Language models in molecular discovery

Nikita Janakarajan,Tim Erdmann,Sarath Swaminathan,Teodoro Laino,Jannis Born
2023-09-28
Abstract:The success of language models, especially transformer-based architectures, has trickled into other domains giving rise to "scientific language models" that operate on small molecules, proteins or polymers. In chemistry, language models contribute to accelerating the molecule discovery cycle as evidenced by promising recent findings in early-stage drug discovery. Here, we review the role of language models in molecular discovery, underlining their strength in de novo drug design, property prediction and reaction chemistry. We highlight valuable open-source software assets thus lowering the entry barrier to the field of scientific language modeling. Last, we sketch a vision for future molecular design that combines a chatbot interface with access to computational chemistry tools. Our contribution serves as a valuable resource for researchers, chemists, and AI enthusiasts interested in understanding how language models can and will be used to accelerate chemical discovery.
Chemical Physics,Artificial Intelligence,Computation and Language,Machine Learning,Biomolecules
What problem does this paper attempt to address?

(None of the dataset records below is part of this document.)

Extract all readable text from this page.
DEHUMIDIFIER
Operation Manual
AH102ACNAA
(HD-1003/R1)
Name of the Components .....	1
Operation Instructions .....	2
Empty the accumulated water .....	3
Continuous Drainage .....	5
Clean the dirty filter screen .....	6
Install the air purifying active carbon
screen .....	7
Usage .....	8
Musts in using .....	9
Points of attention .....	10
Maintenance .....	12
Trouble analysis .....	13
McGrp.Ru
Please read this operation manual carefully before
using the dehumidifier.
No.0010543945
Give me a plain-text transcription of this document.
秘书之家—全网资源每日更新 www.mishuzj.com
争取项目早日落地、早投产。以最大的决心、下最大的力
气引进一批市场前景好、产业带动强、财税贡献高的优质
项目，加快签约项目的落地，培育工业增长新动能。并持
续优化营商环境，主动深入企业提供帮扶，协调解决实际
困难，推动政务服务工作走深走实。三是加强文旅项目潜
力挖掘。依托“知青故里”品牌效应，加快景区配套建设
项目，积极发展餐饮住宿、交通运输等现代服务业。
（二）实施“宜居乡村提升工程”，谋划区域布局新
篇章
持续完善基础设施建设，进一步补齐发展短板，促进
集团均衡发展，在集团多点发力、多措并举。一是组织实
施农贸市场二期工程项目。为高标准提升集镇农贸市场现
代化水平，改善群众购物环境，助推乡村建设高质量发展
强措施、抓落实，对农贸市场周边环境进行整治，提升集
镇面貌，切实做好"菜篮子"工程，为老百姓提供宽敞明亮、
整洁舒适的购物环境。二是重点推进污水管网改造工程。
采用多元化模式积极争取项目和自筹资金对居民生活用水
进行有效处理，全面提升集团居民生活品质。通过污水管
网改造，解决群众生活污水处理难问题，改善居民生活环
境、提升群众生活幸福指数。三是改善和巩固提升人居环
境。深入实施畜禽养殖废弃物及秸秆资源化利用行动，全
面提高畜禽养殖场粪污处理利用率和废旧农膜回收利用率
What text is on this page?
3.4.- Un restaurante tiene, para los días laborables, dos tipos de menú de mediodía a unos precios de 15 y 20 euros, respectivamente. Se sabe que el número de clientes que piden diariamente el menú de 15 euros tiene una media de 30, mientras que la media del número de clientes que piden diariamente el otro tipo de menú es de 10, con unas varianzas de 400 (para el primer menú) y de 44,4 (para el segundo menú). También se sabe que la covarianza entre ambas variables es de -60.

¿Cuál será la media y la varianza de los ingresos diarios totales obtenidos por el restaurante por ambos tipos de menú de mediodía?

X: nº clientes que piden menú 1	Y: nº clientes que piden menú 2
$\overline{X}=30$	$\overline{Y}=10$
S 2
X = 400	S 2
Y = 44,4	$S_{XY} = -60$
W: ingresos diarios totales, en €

The paper primarily explores the application and potential of language models in the field of molecular discovery, aiming to address the long-standing issues of high resource costs and lengthy R&D cycles in the chemical industry. Specifically, the paper attempts to solve the following key problems: 1. **Accelerating the Molecular Discovery Cycle**: By utilizing language models (LMs) to speed up the design process of small molecules such as drugs. Traditional methods rely on experimental trial and error, which is costly and time-consuming; leveraging language models can quickly generate numerous hypotheses and screen them computationally, thereby significantly accelerating the research progress. 2. **Improving Design Efficiency**: Using language models to process the sequence representation of molecules (such as SMILES strings) can learn complex patterns in molecular structures and customize designs based on desired functional properties, enabling a smooth and targeted exploration of the originally discrete molecular space. 3. **Building Interactive Design Tools**: By integrating natural language processing capabilities into language models, developing interfaces similar to chatbots allows chemists to express design goals in natural language and interact with intelligent systems to iteratively optimize design schemes, thereby completing complex chemical tasks more efficiently. 4. **Conditional Generation and Property Prediction**: Developing conditional generation models to create molecules with specific properties, and combining them with molecular property prediction models to ensure that the generated molecules not only theoretically meet the requirements but also exhibit expected performance in practical applications. 5. **Software Tools and Platform Development**: To lower the entry barrier to this field, the paper also introduces various open-source software tools and platforms, including libraries for training and applying language models (such as GT4SD, RXN for Chemistry, etc.), as well as tools specifically for molecular property prediction and data processing. In summary, the paper aims to demonstrate how language models can play a role in the field of molecular discovery, especially in new drug design, providing chemists and AI researchers with an effective way to accelerate the molecular discovery process through theoretical and technological innovations.